Introduction Safety critical systems are defined as
Safety-critical systems are defined as those systems where failure could result in the loss of life or injury to people, damage to equipment or to the environment . Safety standards, e.g., , , , , , expect appropriate safety analysis tasks to be integrated within the design and development life TKI258 early, iteratively and on an ongoing basis. Generally this is taken to mean they should occur during the requirements capture and high level specification phases (e.g., see , , , ), and is consistent with studies that have shown that a large proportion of anomalies occurs there , .
A challenging trend from an engineering viewpoint is the use of Commercial Off The Shelf (COTS) (Commercial Off The Shelf) components in safety-critical systems. COTS components ostensibly reduce costs and development time for complex systems. However, there are obvious difficulties in incorporating such ‘black-box’ components in the safety critical software engineering setting, and care is needed in the management of assumptions and expectations across supply chains.
Other work by the second and third authors has considered the challenge of early life cycle safety integration, leading to an approach to safety able to deliver early life-cycle models of requirements and high-level architectural design amenable to a wide range of safety analyses. This work is based on Problem Oriented Engineering (POE; see, for instance, , , ), an emerging framework for engineering as problem solving . POE has developed (since 2001) into a collection of thought tools for the problem solving activities that underpinning design and engineering. As such POE research encompasses both theory and application, spanning the continuum from speculative thinking to experimentation and empirical work. POE has been extensively validated in industrial practice , , , , ,  with increasing evidence of beneficial process improvement, which was also a concern in this study.

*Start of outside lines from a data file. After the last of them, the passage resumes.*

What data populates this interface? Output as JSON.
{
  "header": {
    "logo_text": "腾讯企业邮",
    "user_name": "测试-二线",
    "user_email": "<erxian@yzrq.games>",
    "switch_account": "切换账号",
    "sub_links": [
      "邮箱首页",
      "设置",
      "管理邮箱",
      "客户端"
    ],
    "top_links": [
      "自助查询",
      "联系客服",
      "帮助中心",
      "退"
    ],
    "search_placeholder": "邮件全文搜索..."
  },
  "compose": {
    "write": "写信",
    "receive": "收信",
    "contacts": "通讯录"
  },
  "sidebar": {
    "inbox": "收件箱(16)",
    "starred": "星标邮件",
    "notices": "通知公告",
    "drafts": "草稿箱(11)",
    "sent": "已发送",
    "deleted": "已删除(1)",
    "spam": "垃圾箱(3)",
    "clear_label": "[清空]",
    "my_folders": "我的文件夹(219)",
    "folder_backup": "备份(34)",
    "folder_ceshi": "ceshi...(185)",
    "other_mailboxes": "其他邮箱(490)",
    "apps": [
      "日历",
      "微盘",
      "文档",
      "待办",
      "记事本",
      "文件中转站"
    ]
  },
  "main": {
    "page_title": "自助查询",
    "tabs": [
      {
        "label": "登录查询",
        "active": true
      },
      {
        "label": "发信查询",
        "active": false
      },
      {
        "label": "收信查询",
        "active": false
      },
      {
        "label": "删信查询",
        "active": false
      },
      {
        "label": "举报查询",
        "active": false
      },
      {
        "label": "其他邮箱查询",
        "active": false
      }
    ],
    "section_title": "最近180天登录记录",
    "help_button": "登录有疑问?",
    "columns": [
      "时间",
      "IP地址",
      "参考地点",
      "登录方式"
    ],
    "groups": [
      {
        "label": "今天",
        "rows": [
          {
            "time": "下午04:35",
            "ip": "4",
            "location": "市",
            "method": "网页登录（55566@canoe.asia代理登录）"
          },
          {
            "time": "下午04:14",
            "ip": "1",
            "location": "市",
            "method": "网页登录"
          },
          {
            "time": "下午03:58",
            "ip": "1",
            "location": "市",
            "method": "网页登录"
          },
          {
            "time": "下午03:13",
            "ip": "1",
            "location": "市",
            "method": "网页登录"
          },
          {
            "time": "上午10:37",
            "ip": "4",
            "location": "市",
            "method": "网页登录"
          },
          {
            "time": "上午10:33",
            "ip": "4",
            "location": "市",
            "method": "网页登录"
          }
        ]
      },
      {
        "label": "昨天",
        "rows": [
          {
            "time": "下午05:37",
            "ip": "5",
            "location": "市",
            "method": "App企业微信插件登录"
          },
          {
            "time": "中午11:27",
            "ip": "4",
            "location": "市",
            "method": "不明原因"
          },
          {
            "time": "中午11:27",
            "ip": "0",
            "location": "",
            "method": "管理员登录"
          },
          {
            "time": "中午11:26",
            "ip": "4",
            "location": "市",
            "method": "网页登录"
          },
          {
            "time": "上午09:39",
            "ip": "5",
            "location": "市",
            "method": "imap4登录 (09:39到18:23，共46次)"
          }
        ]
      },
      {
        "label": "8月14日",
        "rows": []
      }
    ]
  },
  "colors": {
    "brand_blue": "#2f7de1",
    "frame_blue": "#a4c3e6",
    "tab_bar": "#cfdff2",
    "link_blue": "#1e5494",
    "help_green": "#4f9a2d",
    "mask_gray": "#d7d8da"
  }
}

Overview of the case study
Problem oriented engineering POE is an emerging framework for engineering, the creative, iterative and often open-ended undertaking of designing and building products, systems and processes that address real-world problems. POE is design theoretic, by which we mean it provides a theory that characterises the elements of problem solving in terms of the effect they have on the process of design rather than on an artefact. Design in POE can use many types of design activities, including Weick\'s ‘sensemaking’ , various formal and informal refinement techniques, Jackson\'s problem progression , the use of architectures, etc, each of which is captured by the effect it has on design (see  for details). Previous studies , ,  have shown that POE to be a good fit for system safety. In particular, General Dynamics, UK (GDUK) has used POE techniques in the safety-critical development of many military systems since 2007, including in the design of the stores management system for the Royal Navy Wildcat Helicopter and the Harrier JumpJet. GDUK has also used POE to introduce requirements models amenable to safety analysis in the early stages of their safety-critical product development process, thereby allowing early investigation of safety behaviour and identification of safety anomalies, and improving design processes for military systems. In the case of the Wildcat Helicopter, POE allowed the early identification of twelve interaction issues whose resolution led to an improved design. One contribution to knowledge of that research is the POE Safety Pattern (PSP; ), shown on the right of Fig. 6, a process pattern for capturing high-level descriptions of system requirements and domain properties and assumptions through detailed problem models coupled with their traceable and justifiable step-wise transformation to specifications and high-level architectural design artefacts, with the essential quality that those problem models are amenable to various forms of safety analysis. The steps of the PSP are described in Table 1. The use of the PSP will be discussed in detail in the case study.